As always, I begin the school year with wonderful ideas and hopes of how the year will go smoothly. I used my summer break to recharge, renew and reset my teaching styles, philosophy and overall thinking and attitude about how to get through the year. Of course, this year was no exception. The first month went by smoothly and I was very encouraged and kept my dreams intact – this would be year I will make more positive impact on my students. Well, I spoke too soon! I had a parent who thought that I was rushing her child into too many responsibilities and that they were too rigorous for the six-year mind! Never mind that the rule was to put her sweater/sweatshirt/jean jacket on the back or the chair so that when needed it was readily at hand instead of going to the closet each time it was needed. Interestingly, the garment was needed quite often, and I realized soon that this could become disruptive for the student plus her peers. I stuck to my rule and decided that it was a reasonable request even though the parents were adamant about sending me notes and when that didn’t stir me, they would send similar notes to the principals, vice principals, guidance counselors and others in command to request that my “strict rules” be changed!

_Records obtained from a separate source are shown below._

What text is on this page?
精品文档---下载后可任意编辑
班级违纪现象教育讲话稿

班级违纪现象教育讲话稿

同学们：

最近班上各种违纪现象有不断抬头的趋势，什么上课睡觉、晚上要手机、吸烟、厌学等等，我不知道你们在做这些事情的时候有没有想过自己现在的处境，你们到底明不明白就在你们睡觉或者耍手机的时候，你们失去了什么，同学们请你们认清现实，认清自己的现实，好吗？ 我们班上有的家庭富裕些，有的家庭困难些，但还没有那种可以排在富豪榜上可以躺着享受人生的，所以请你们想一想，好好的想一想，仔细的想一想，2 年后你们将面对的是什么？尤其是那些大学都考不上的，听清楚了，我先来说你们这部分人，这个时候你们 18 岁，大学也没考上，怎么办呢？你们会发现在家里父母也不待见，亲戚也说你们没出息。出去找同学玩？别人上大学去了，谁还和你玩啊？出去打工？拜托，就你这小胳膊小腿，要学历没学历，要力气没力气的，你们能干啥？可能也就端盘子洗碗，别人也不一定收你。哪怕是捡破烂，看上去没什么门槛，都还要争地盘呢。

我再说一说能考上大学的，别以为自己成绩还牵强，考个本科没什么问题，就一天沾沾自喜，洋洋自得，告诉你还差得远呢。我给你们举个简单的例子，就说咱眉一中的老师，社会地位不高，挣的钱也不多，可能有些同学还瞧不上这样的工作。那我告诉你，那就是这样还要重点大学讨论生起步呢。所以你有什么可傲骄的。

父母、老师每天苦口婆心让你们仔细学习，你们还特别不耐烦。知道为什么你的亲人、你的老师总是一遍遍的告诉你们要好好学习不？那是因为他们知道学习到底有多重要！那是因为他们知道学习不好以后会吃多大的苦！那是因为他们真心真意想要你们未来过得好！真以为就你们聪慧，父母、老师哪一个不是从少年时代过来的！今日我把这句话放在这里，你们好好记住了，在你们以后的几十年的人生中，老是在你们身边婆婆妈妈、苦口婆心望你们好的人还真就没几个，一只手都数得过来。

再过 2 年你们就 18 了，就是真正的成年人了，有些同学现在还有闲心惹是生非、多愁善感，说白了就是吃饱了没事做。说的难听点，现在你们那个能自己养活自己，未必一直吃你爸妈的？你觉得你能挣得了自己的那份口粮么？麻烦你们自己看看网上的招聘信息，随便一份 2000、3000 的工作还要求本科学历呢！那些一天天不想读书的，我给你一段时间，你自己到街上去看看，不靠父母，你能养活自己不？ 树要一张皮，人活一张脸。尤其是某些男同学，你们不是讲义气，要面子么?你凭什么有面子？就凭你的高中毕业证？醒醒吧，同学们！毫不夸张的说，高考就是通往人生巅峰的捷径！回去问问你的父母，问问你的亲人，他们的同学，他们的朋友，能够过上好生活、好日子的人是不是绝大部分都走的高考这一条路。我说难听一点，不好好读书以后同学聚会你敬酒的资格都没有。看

A few months later, another parent tried to pull the rug from under my feet and cursed me out in such way that I began to question my will to go on as a teacher. The demeaning words that were used were too much to be repeated and on top of that, it would degrade my professional stance. It must also be noted that this demeaning activity took place during dismissal, in the presence of parents, teachers and other students. This did not make a difference to the parent at all. I stood firm and I kept my cool. I kept thinking of how it would be easy to defend myself, took a chance and lose my teaching license or even lose the respect I had for the other parents. Yes, I didn’t lose my professionalism and I even thought of the Bible verse, that says, “A soft answer turneth away wrath but grievous words stir up anger.” Proverbs 15:1 My knees did feel as if they were buckling and tears were welling in my eyes, but I stood tall and continued to dismiss my remaining students.
The year continued with a few mean words from peers and administrators, but I suffered in silence. I kept my cool and wallowed in self-pity, however, I didn’t teach any less or treat any of the students as if they were less than. Secretly, I wished I could retire or quit and stay home, however, the reality of no income or medical allowance scared me and as such slapped back into reality. I even shuddered to know that I had to deal with the “problem parents” and their students for the remainder of the school year. I kept going, grinned and bore the struggles. They were REAL too! I didn’t think anyone understood either.
I counted down the days of freedom and could not wait for the school year to end! As the days grew closer to the end, I heard that “I would be a perfect fit for an older grade because I had done so well in the current grade”! My first thought was, “why was I being punished for being a good teacher?” Another thought, “I thought I would be finishing up my career in this grade!” I was not a happy camper and weeks after I started thinking of how God can and will help me no matter who moves me where and who says what about me. I am still awesome and can rise above what derogatory words. I will always affirm myself. “I can do all things through Christ.” Philippians 4:13 Then, came the last day of school! I was presently surprised with gifts, gift cards, flowers and even tears of regret about leaving my class. The beautiful expressions of love and care from the parents and students were proof of strength and encouragement. I felt like I did my job well and made them feel social and emotionally appreciated. I felt like say, “Mission accomplished”! I even thought of the saying “giving people their flowers while it still matters”. I had done my best and was rewarded even if some people made me feel less than. There were some who still believed in me and cared about me. Kindness matters and we should ALL try to keep kindness in the forefront of our minds. A reminder to self: never stop doing my best just because I don’t get the compliments or credit from others.